Dans une déclaration lue par leur coordinateur, Thierry Mamas-Mavoungou, les représentants de la Basse-Banio sont revenus sur le projet de port en eau profonde de Mayumba ainsi que sur la ligne ferroviaire Bélinga-Boué-Mayumba. Présentées comme des infrastructures majeures pour le développement de la province, elles suscitent aujourd’hui des interrogations en raison d’informations faisant état d’une réorientation vers le site de Kobé-Kobé.

Les préoccupations exprimées portent également sur plusieurs chantiers routiers de la Nyanga. Les axes Pegnoundou-Tchibanga, Bilanga-Tchitala et Mayumba-Ndindi ont notamment été cités parmi les infrastructures dont les travaux connaissent des retards ou des interruptions.

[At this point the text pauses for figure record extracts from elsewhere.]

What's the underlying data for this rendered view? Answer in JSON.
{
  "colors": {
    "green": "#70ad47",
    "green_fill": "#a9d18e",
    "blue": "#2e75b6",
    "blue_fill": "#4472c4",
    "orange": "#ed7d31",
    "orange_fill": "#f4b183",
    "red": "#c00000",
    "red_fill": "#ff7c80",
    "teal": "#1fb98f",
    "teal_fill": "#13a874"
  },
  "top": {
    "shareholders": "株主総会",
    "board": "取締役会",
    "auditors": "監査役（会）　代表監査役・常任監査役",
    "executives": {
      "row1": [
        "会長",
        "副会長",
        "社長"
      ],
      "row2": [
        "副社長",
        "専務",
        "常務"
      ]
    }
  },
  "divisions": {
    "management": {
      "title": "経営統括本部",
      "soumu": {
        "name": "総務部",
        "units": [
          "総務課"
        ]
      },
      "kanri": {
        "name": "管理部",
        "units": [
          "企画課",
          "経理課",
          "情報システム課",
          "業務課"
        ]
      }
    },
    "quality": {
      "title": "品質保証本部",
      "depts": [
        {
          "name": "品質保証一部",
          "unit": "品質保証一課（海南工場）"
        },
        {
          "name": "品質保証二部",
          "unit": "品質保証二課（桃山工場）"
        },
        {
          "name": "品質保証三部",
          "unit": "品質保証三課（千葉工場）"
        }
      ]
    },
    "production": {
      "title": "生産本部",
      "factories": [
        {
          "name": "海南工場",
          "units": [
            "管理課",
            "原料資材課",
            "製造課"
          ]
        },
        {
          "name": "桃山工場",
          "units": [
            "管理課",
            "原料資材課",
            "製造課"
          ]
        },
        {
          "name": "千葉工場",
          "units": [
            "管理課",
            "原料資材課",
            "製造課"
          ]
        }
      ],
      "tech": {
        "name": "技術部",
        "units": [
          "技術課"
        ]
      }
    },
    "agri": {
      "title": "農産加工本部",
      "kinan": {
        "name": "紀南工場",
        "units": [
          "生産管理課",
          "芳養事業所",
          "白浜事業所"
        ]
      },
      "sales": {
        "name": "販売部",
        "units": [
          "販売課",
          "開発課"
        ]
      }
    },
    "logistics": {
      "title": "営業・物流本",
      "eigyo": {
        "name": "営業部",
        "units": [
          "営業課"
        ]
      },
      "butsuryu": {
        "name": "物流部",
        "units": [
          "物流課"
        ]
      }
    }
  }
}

Une situation qui, selon les signataires de la déclaration, nourrit les inquiétudes des populations concernées.
Au-delà du constat, plusieurs propositions ont été formulées. Les notabilités et responsables associatifs réunis au sein de cette plateforme demandent notamment « l’installation effective des bases-vie des compagnies pétrolières opérant au large de Mayumba ». À leurs yeux, cette mesure permettrait de générer davantage d’emplois et d’activités économiques dans le département.
La question du contenu local a également occupé une place importante dans la déclaration. Les auteurs du document souhaitent que les entreprises locales et les habitants de la région bénéficient davantage des opportunités créées par l’exploitation pétrolière. Ils proposent dans ce cadre « l’organisation d’assises consacrées au contenu local et à la responsabilité sociale des entreprises ».
Les préoccupations liées à la représentation des ressortissants de Mayumba au sein des administrations publiques, des institutions et des entreprises d’État ont également été évoquées. Les responsables communautaires estiment que les compétences locales demeurent insuffisamment prises en compte dans plusieurs secteurs d’activité.
La déclaration s’est enfin penchée sur les projets miniers annoncés dans la zone de Mambi. Ses auteurs ont demandé le respect des procédures légales, notamment en matière de consultation des populations et de gestion foncière. Ils ont, pour conclure, invité les autorités à apporter des réponses aux préoccupations soulevées et à accélérer la mise en œuvre des projets annoncés pour Mayumba et la province de la Nyanga.